Alessandro, il tecnico, continuava a dirmi che la sostituzione con un apparecchio nuovo, per uno smartphone sì di tre anni ma dignitosissimo, era comunque una buona scelta, se non si volessero spendere i 700 e passa euro dell‘iPhone 5, escludendomi proprio l’eventualità degli altri due melafonini a listino.

Quando sono tornato a casa e ho cominciato l’operazione ripristino, cogliendo l’occasione per bonificare l’accumulo di spazzatura su iTunes, ho ripensato al rapporto cliente-venditore al quale avevo appena partecipato. Qui non si tratta di bontà di un prodotto, di un sistema operativo o di un sistema blindato. Forse ha ragione un mio amico che con 150 euro o poco più avrei potuto acquistare un Samsung più nuovo; forse hanno ragione coloro che pensano che la gabbia innalzata da Apple al loro sistema sia eccessiva; forse avranno anche ragione i moralisti che obiettano che Apple produce attraverso Foxconn in Cina, dimenticando che tutti, da Amazon a Google, producono in Cina; forse tutto questo però l’esperienza cliente all’interno dell’Apple’s Store è qualcosa di irripetibile ed ineguagliabile. Per qualità del servizio ricevuto.

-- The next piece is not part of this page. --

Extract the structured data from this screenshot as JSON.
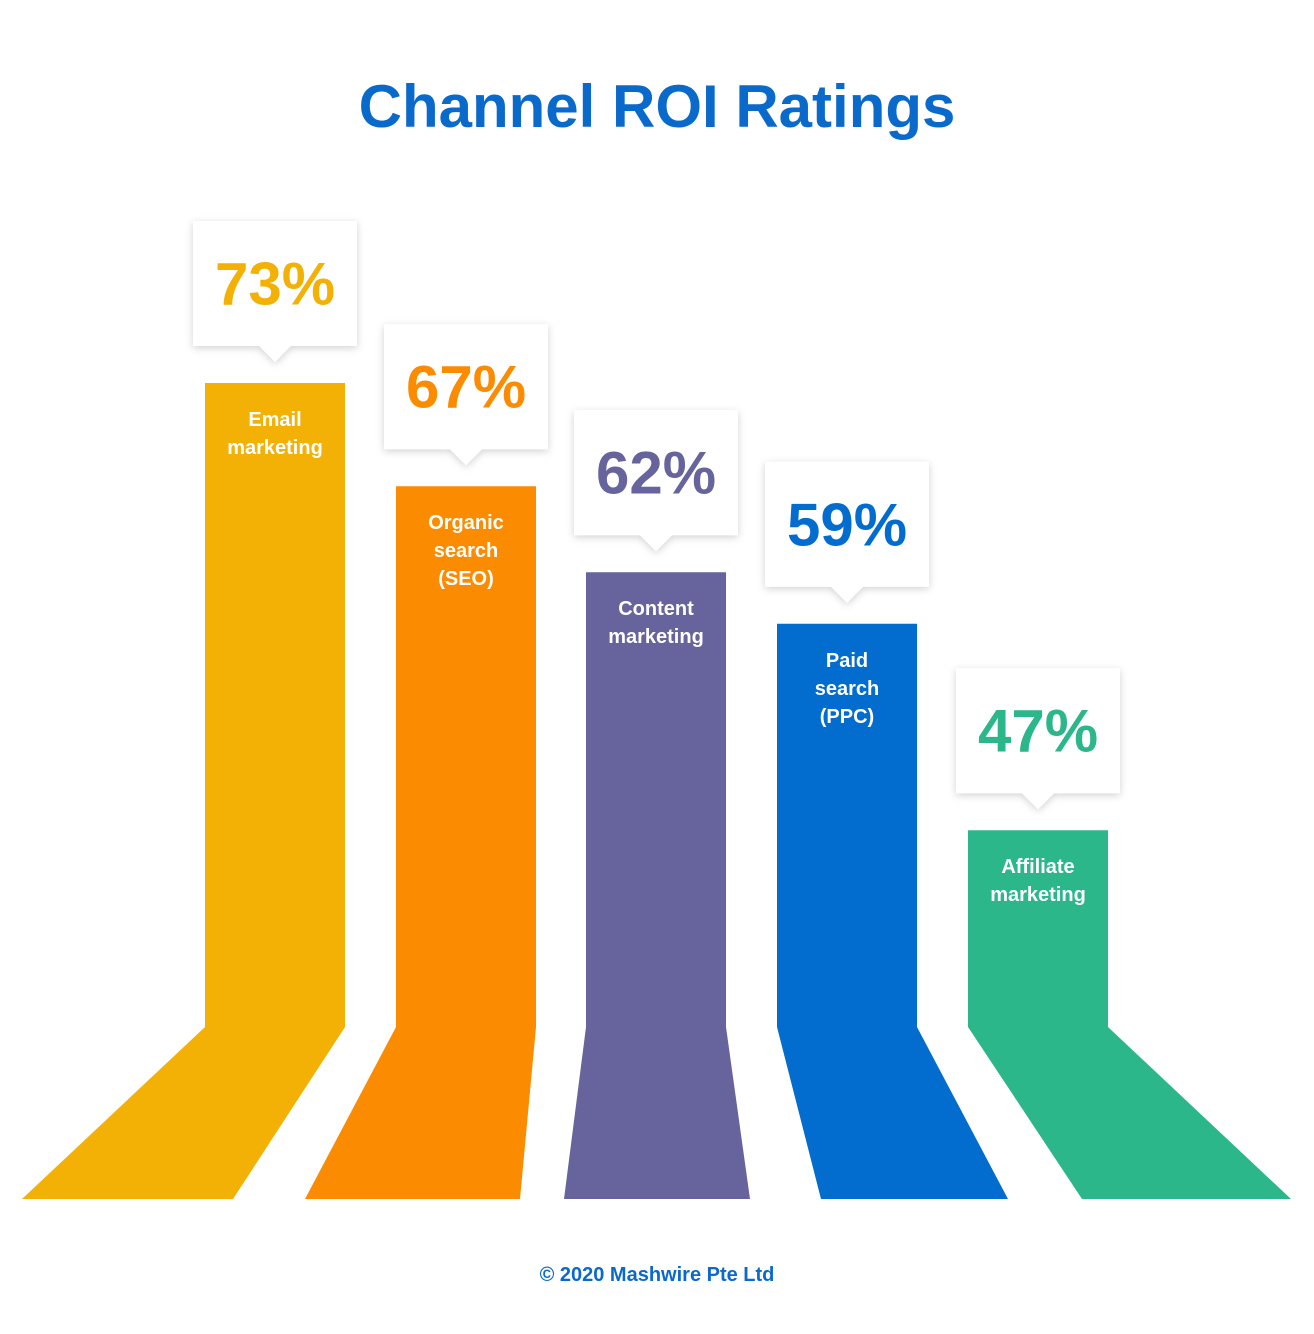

Continuiamo a pensare, nel nostro Paese, soltanto l’aspetto delle fabbriche che chiudono e ci dimentichiamo che se lo fanno è anche perché da noi i clienti non sono trattati come tali.

La cultura americana del customer service è lontanissima dal nostro modo di concepire il business. Si continua a ritenere che il problema della crescita sia soltanto dovuto alla mancanza di denaro per i consumi e non ci si rende conto che coloro che avrebbero e che hanno da spendere si orientano sempre di più verso prodotti e servizi erogati da aziende straniere.

Così è per la principale azienda del nostro Paese, la Fiat, che si trova anni luce indietro rispetto alle case giapponesi e tedesche, soprattutto Toyota e Volkswagen, per restare nella fascia del ceto medio. E non è sempre un problema di prodotto, dato che in US l’azienda di Marchionne si è ripresa. Non comprendiamo che un conto è affermare il cliente ha sempre ragione e un altro è mettere su un insieme di processi e di procedure che realizzino tale massima.

Probabilmente nel segmento del lusso e dell’alta moda, dove la creatività italiana la fa da padrona, tale attenzione c’è. Ma al livello della Apple, certo un’azienda top nella tecnologia ma sempre di massa, c’è qualche azienda italiana in grado di erogare la stessa qualità del servizio al consumatore?

Perché si fa presto a parlare di conservazione dei posti di lavoro, di manodopera italiana, di piccole e medie imprese: ma i prodotti che poi devono essere acquistati dai clienti finali, ammesso e non concesso che ci sia la liquidità per acquistarli, sono veicolati in maniera tale che i clienti si sentono “coccolati” e non come spesso accade “coglionati“?